Mutated through new information technologies and drawing strength from feelings of economic and demographic dislocation, fascist and sectarian ideologies have found a home in the hearts of members of a new generation of Americans.
Whether most people have connected the dots or not, a violent struggle is already playing out. Over the past few years, a steady drumbeat of massacres have been carried out by extremists associated with the new far-right. These attacks have targeted
synagogues,
mosques, and communities where
immigrants are concentrated. In their wake, the shooters left behind
manifestos damning a world that they claimed was shrinking in space for people like them.
What these ideologues drifting within the currents of this movement have really been waiting for, however, is a real crisis, one that would give them an opportunity to put their ideas of racial warfare and ethnic purification into full effect. That crisis is here.
The combination of the coronavirus and the sudden collapse of the American economy has given society an exogenous shock unseen in generations. The pandemic and the social tensions it has unleashed are likely to supercharge the forces that gave rise to the new far-right extremism, even as they
produce countervailing energies that could revive the best promises of liberalism.
Americans are experiencing levels of unemployment unprecedented in their modern history. According to some estimates,
nearly half of these jobs may never return. At the same time, stunning acts of symbolic cultural transformation are playing out in real time. As statues of polarizing figures tied to America’s European founding come crashing down one after another, often with the support of liberal white Americans, the political project of those on the extremes — particularly white nationalists — is simultaneously jeopardized and emboldened.
On the surface, it seems that events are driving the U.S. in the opposite direction of white nationalist goals and that they will likely taste defeat. But, on the other hand, a structural collapse of American society that fractures it along ethnic lines is the prerequisite for their own dark vision of a society purified by the fires of racial violence.
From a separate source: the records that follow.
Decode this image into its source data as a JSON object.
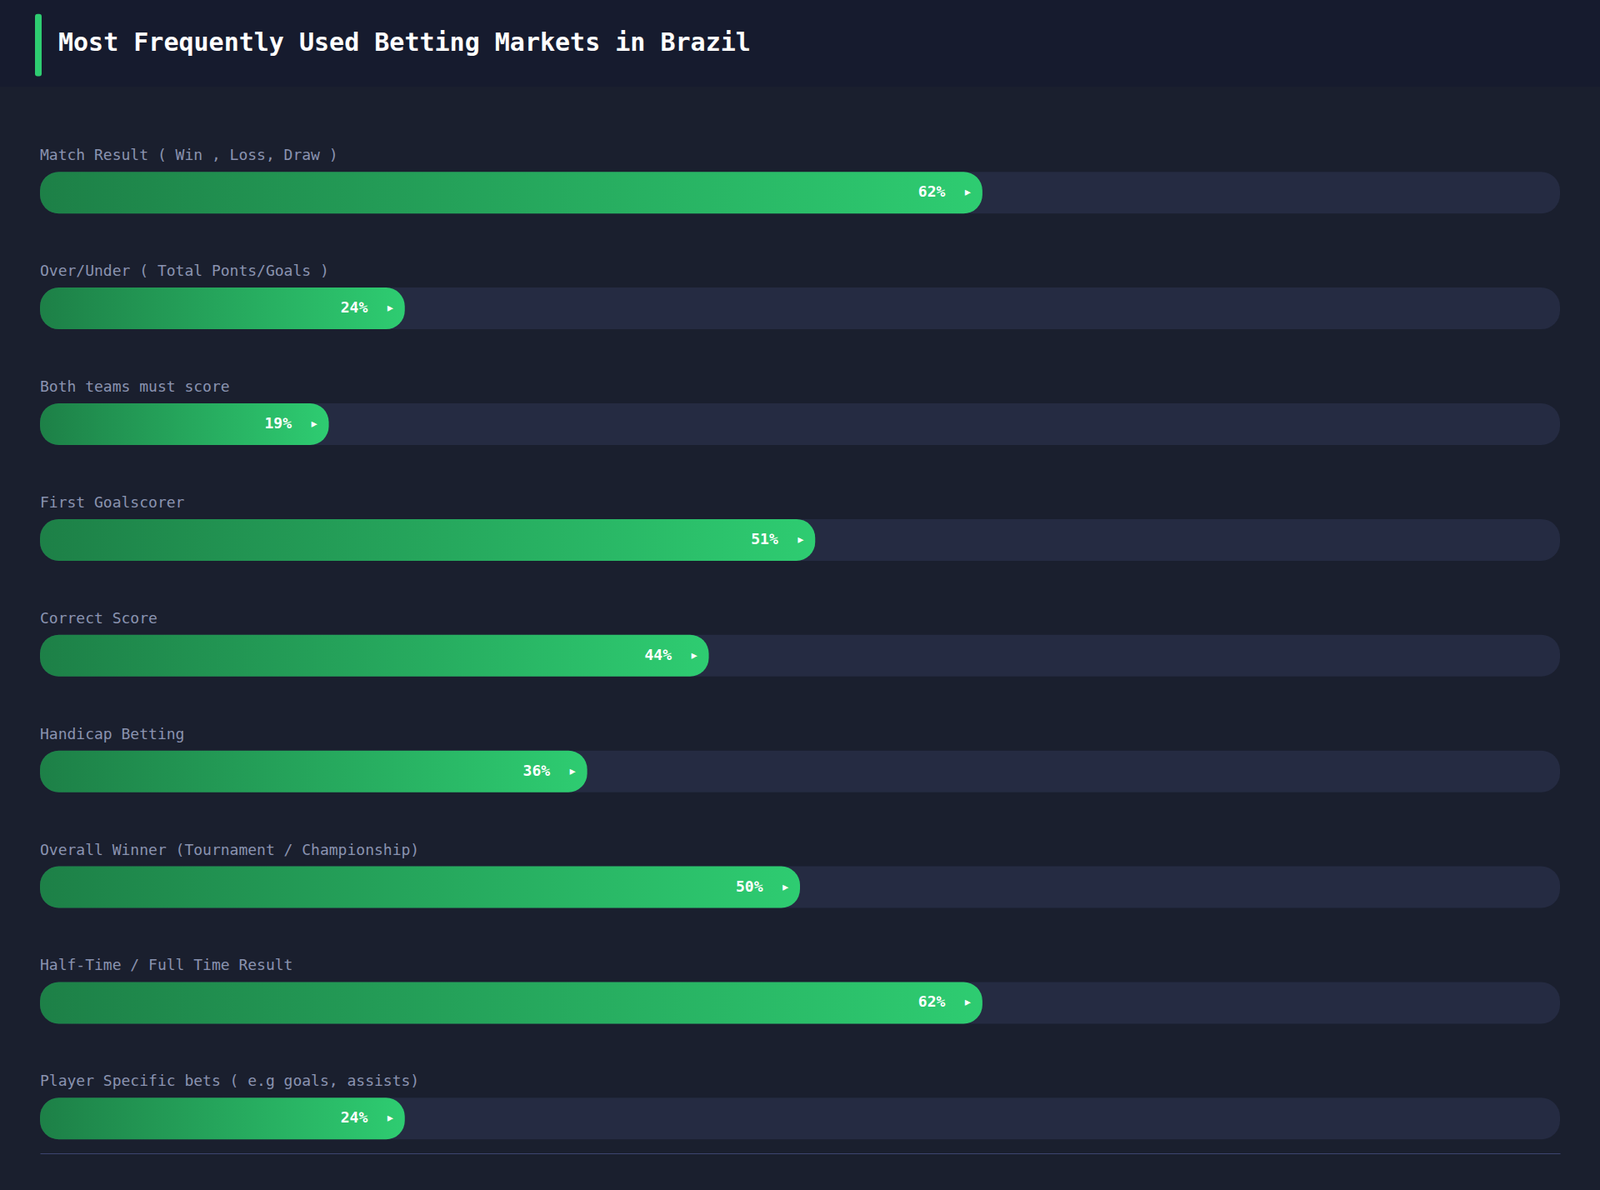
{
  "chart_data": {
    "type": "bar",
    "orientation": "horizontal",
    "title": "Most Frequently Used Betting Markets in Brazil",
    "categories": [
      "Match Result ( Win , Loss, Draw )",
      "Over/Under ( Total Ponts/Goals )",
      "Both teams must score",
      "First Goalscorer",
      "Correct Score",
      "Handicap Betting",
      "Overall Winner (Tournament / Championship)",
      "Half-Time / Full Time Result",
      "Player Specific bets ( e.g goals, assists)"
    ],
    "values": [
      62,
      24,
      19,
      51,
      44,
      36,
      50,
      62,
      24
    ],
    "value_labels": [
      "62%  ▸",
      "24%  ▸",
      "19%  ▸",
      "51%  ▸",
      "44%  ▸",
      "36%  ▸",
      "50%  ▸",
      "62%  ▸",
      "24%  ▸"
    ],
    "color": "#2ecc71",
    "xlim": [
      0,
      100
    ],
    "data_labels": true,
    "tick_labels": false,
    "grid": false
  }
}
“One of the things that white nationalists have always been interested in is imposing their own understanding of time: a narrative of what the past looked like and what the future should look like,” said Alexandra Minna Stern, the author of “
Proud Boys and the White Ethnostate: How the Alt-Right is Warping the American Imagination.” “In that sense, the coronavirus and the protests have destabilized time. History is being rewritten and the marginalized are being recognized.”
“For white nationalists, this is a crisis as well as an opportunity,” Stern said. “In their opinion, movements like Black Lives Matter are a form of identity politics par excellence. If it is succeeding and gaining currency, then in their view white racial consciousness might rise as well.”
This is not to equate the Black Lives Matter movement with white nationalists of course. But amid the roiling social changes we are now witnessing, many of them progressive, far-right identitarians also see an opportunity at hand.
IT SHOULD GO without saying that it is a choice to view things from an ethno-nationalist perspective. In the U.S., that choice is today not an obviously popular one. A large proportion — perhaps even the majority of the tens of millions who came out into the streets in the
unprecedented protest movement triggered by the killing of George Floyd — were white Americans. It remains to be seen how long this support will last, but the spontaneous outrage over the murder of an unarmed Black man by a white police officer is noble and encouraging.
However, those white people who are ethno-nationalists — and there are many of them — will likely view these developments much more darkly: as a sign that they are on the verge of being displaced from their privileged historical role in American society, or, even worse, reduced to a marginalized minority. In a country with loose social bonds and easy access to weaponry, it doesn’t take many people thinking that way to do serious harm.
If you peer into the shadows, you can already see the contours of a threat that will be with us for years to come. In early May, a group of men, described by prosecutors as having “U.S. military experience,” were arrested and charged with trying to spark violence as part of a broader plot to cause the collapse of the federal government and trigger a civil war. A number of
shootings and
car-ramming attacks carried out during the recent protests should signal that there are people ready for their most extreme beliefs to reach praxis.